No-Bake Pumpkin Bars with Sprouted Nuts & Organic Coconut - Radiant Life

No-Bake Pumpkin Bars with Sprouted Nuts & Organic Coconut

by Kayla Grossmann

The vibrant fall season brings with it a dynamic sensory spectacle: fiery leaves slipping from outstretched tree branches, the first curls of smoke rising from household chimneys, and a bountiful harvest unearthed from dark, cooling soils. As the temperatures dip, there is a natural draw into the coziness of the kitchen and an innate longing to spend time preparing robust squashes, warmly spiced baked goods and steaming soups. Yet cooking for the season doesn't always have to be unforgivingly time-consuming or difficult. Try these quick, delicious no-bake pumpkin energy bars: the perfect way to revel in the flavors of fall on-the-go.

sprouted nuts bar

With all the splendor of the season, fall never fails to be a busy time of year. We scramble to keep pace with hectic class or work schedules, attend various festivals and events and somehow find moments to jump playfully in crisp leaf piles and craft Halloween costumes in between. I created this recipe based on this very realization: sometimes we crave the traditional fall recipes but simply don't have the time to make them. Plus, treats like pumpkin pie and apple crisp just don't travel all that well- unless you want to be continually left with a towering stack of tupperware teetering at the sink's edge each evening.

organic coconut bar

Hence, this hearty pumpkin bar: grain-free, simple, portable and minimally messy. Unlike the myriad store bought bars which invariably contain scoops of sugar and sketchy artificial flavorings, these homemade snacks contain only real food ingredients. What's more, the ingredients have been carefully thought out to yield just the right balance of healthy fiber, rich fats and satisfying proteins. The medium chain fatty acids from coconut, omega-3s from flax, minerals in the almonds, carotenoids in pumpkin, and immune-boosting enzymes of the manuka honey blend to create a synergistic supply of important nutrients that are often missing from other foods.

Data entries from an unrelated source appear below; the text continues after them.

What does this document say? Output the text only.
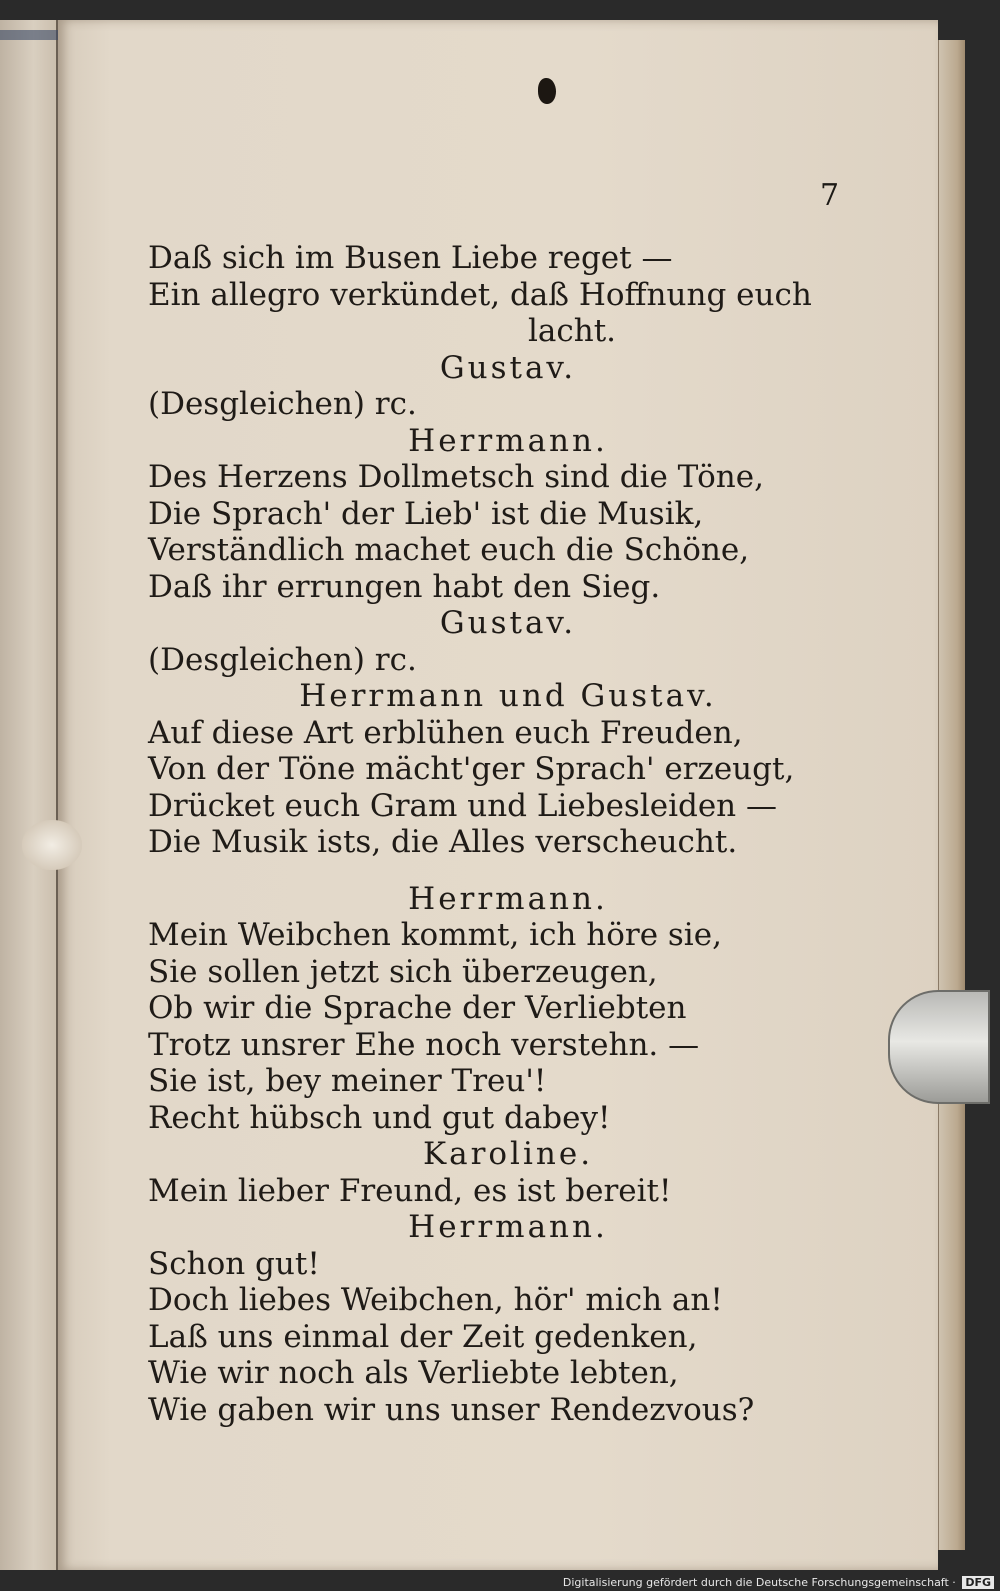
7
Daß sich im Busen Liebe reget —
Ein allegro verkündet, daß Hoffnung euch
lacht.
Gustav.
(Desgleichen) rc.
Herrmann.
Des Herzens Dollmetsch sind die Töne,
Die Sprach' der Lieb' ist die Musik,
Verständlich machet euch die Schöne,
Daß ihr errungen habt den Sieg.
Gustav.
(Desgleichen) rc.
Herrmann und Gustav.
Auf diese Art erblühen euch Freuden,
Von der Töne mächt'ger Sprach' erzeugt,
Drücket euch Gram und Liebesleiden —
Die Musik ists, die Alles verscheucht.
Herrmann.
Mein Weibchen kommt, ich höre sie,
Sie sollen jetzt sich überzeugen,
Ob wir die Sprache der Verliebten
Trotz unsrer Ehe noch verstehn. —
Sie ist, bey meiner Treu'!
Recht hübsch und gut dabey!
Karoline.
Mein lieber Freund, es ist bereit!
Herrmann.
Schon gut!
Doch liebes Weibchen, hör' mich an!
Laß uns einmal der Zeit gedenken,
Wie wir noch als Verliebte lebten,
Wie gaben wir uns unser Rendezvous?
Digitalisierung gefördert durch die Deutsche Forschungsgemeinschaft · DFG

As always, remember that ingredient quality counts. Go for organic when possible and be sure to find seeds and seasonings that are non-irradiated. Make your own pumpkin puree at home, rather than scooping it from a can. Use soaked or sprouted nuts in order to minimize the phytic acid induced gastric irritation that occurs with the use of raw varieties. Learn how to make your own sprouted almonds or seeds, or purchase from a trusted source. I have included links to the products that I used, as Radiant Life only carries items that are organic, non-gmo, minimally processed and sustainably sourced.

nutrient dense foods

Ingredients

Makes about 12 bars:

1 cup pitted dates

1/3 cup pumpkin puree (preferably homemade or organic in BPA-free cans)

1 tablespoon organic whole chia seeds

2 tablespoon organic whole flax seeds

1/2 cup soaked organic pumpkin seeds (pepitas)

1 cup soaked organic almonds

1 cup organic, unsweetened coconut flakes

1 teaspoon cinnamon

1-2 tablespoons raw manuka honey or raw beechwood honey

In a food processor combine dates, nuts, seeds and coconut flakes. Process on high until coarsely chopped. Add in pumpkin and honey, and process again until smooth (depending on the strength of your appliance, this should be another 5 minutes or so). The result will be a sticky dough. Transfer dough from processor onto a parchment-paper lined cutting board. Using a spatula or spoon, roughly press dough into a 1/2 inch thick sheet. To make smooth, cover the sheet of dough with another layer of parchment paper and run it over with a rolling pin or round glass bottle. Cut into bars of desired size. Enjoy right away or keep in the refrigerator or freezer for later use. To make portable, wrap each bar in a small piece of parchment paper so that it can be thrown in a bag or stainless steel lunch container for on-the-go.